Cómo las redes sociales desviaron la búsqueda de Agostina Vega
Se reveló que un "espejismo" posterior al femicidio de la adolescente de 14 años generó una falsa expectativa y complicó las primeras pesquisas.


La investigación por el femicidio de Agostina Vega en Córdoba inició con una confusión digital. El fiscal de instrucción Raúl Garzón detalló cómo el uso de las redes sociales de la menor desvió la atención inicial de los investigadores.

Según el funcionario, existieron indicios técnicos que alimentaron la hipótesis de una desaparición voluntaria durante las primeras horas. Esto generó un “falso optimismo”, según dijo a La Voz, tanto en el equipo de búsqueda como en el seno familiar de la víctima.

La sospecha de que Agostina seguía viva se sustentó en movimientos concretos detectados en sus perfiles. Estos hallazgos demoraron el enfoque de la causa en un momento crítico del proceso.
Garzón explicó que el optimismo provino de mensajes que daban a entender que la menor podría haberse ido por su cuenta. Se barajó la posibilidad de que se hubiera reunido con vínculos propios de su edad en algún sector de Córdoba.

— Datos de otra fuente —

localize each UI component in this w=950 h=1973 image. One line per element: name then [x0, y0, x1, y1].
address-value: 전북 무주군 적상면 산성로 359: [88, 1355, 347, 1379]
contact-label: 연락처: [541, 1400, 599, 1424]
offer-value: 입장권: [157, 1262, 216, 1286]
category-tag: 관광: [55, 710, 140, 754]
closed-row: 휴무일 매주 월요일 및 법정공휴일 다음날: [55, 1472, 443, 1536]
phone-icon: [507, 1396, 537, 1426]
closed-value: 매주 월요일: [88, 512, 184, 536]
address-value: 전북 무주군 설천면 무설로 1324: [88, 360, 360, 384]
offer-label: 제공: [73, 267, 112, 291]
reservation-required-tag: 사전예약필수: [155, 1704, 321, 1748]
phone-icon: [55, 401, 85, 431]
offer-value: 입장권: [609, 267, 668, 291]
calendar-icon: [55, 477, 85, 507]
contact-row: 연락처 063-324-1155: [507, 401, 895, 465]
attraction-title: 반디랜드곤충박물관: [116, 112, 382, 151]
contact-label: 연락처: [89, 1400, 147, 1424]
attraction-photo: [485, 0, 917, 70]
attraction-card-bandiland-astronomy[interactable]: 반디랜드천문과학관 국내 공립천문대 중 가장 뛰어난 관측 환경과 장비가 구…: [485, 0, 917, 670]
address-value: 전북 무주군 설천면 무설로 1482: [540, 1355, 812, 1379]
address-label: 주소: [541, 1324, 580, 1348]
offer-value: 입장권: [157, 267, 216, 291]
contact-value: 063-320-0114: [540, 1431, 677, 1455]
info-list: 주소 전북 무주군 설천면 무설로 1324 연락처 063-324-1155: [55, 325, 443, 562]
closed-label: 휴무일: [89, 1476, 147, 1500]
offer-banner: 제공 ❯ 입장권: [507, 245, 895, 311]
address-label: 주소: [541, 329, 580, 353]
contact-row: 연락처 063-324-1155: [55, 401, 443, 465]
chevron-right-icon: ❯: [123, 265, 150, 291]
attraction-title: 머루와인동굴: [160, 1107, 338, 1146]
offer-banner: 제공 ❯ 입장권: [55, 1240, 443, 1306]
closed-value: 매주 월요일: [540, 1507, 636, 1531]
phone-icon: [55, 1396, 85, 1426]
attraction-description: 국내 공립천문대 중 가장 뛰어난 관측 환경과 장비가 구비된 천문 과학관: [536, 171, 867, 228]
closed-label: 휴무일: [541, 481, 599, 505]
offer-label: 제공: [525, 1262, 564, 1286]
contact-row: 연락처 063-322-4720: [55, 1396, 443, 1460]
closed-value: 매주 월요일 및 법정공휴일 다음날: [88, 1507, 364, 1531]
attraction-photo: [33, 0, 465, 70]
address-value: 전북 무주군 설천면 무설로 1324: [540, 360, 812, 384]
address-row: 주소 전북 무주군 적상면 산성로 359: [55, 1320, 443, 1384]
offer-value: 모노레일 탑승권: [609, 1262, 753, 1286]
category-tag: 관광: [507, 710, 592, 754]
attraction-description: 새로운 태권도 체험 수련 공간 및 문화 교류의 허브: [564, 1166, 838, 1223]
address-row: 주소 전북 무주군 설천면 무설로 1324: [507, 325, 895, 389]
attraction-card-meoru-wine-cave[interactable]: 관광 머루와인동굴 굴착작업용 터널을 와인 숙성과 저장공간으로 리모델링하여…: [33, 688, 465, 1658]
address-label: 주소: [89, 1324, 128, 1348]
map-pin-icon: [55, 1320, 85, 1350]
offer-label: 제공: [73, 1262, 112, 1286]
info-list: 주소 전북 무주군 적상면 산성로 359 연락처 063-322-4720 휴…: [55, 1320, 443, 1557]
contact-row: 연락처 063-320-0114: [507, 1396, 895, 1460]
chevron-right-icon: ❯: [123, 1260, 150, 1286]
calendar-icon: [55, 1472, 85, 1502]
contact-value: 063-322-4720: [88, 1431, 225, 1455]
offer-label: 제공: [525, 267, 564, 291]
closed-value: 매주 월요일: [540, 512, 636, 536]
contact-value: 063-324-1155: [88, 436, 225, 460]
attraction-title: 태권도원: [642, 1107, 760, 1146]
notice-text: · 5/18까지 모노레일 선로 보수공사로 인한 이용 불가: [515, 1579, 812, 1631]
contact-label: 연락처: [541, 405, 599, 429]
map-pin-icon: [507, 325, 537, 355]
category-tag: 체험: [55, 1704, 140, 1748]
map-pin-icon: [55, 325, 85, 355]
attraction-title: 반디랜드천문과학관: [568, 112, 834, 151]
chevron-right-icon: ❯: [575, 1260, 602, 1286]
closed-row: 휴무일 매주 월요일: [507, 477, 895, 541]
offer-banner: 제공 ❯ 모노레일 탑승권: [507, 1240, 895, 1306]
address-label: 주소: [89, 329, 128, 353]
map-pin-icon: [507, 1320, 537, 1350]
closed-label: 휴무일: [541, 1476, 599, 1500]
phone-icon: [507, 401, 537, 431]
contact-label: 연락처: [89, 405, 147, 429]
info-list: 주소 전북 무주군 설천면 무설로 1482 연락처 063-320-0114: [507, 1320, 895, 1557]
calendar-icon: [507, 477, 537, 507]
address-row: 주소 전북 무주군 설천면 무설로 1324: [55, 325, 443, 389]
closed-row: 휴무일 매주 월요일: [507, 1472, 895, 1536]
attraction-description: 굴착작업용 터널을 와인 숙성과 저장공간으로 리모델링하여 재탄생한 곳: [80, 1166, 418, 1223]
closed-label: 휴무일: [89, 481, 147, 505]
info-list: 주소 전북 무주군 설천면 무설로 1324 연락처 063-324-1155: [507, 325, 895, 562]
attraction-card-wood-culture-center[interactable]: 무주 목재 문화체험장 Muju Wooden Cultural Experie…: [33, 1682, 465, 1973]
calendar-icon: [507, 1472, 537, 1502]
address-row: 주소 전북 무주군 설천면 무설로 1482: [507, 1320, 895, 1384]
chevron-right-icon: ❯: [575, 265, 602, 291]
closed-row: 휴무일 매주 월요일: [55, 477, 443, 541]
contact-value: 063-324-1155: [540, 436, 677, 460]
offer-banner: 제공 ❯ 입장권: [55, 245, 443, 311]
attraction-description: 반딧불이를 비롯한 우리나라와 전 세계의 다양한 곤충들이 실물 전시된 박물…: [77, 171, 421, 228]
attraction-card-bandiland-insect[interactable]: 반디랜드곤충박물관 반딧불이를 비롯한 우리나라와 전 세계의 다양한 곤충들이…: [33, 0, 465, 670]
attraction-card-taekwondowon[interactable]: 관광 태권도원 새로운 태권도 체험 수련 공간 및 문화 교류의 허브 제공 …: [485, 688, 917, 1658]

“El optimismo surgió porque la actividad en Instagram, la actividad de algunos perfiles, nos daban la ilusión varias veces de que estaba con vida”, confesó el fiscal.
Incluso, precisó que estas interacciones ocurrieron después de la hora en la que se presume ocurrió el asesinato. Esta situación creó una ventana de duda que los investigadores debieron procesar con cautela.
La fiscalía detectó que se activaron perfiles que mostraban una “coincidencia plena” con la identidad y el entorno de la adolescente. Sin embargo, con el avance de las pericias, se confirmó que no era Agostina quien operaba las cuentas.

“Se activaron otros perfiles que daban prácticamente una coincidencia plena, después obviamente que no era ella”, señaló Garzón. A este panorama se sumaron llamadas y movimientos que daban indicios de supervivencia.
Otro punto clave fue el rastro del teléfono de la víctima. El dispositivo se activó en lugares que resultaban compatibles con los sitios que ella solía visitar, lo que reforzó la pista de un escape voluntario.
A pesar de los rastreos satelitales y las activaciones detectadas en los primeros días, el aparato físico nunca fue recuperado. “Ese teléfono nunca apareció”, confirmó de forma taxativa el responsable de la investigación.
Esta manipulación de las redes y del dispositivo es analizada ahora como parte de las maniobras de ocultamiento. El fiscal destacó que la complejidad del caso obligó a un trabajo interdisciplinario para perforar ese “espejismo” inicial.

Finalmente, Garzón remarcó que, a pesar de estas distracciones tecnológicas, la “prolijidad científica” permitió cercar a los responsables. Actualmente, la causa busca determinar quiénes manipularon estos perfiles para ganar tiempo tras el crimen.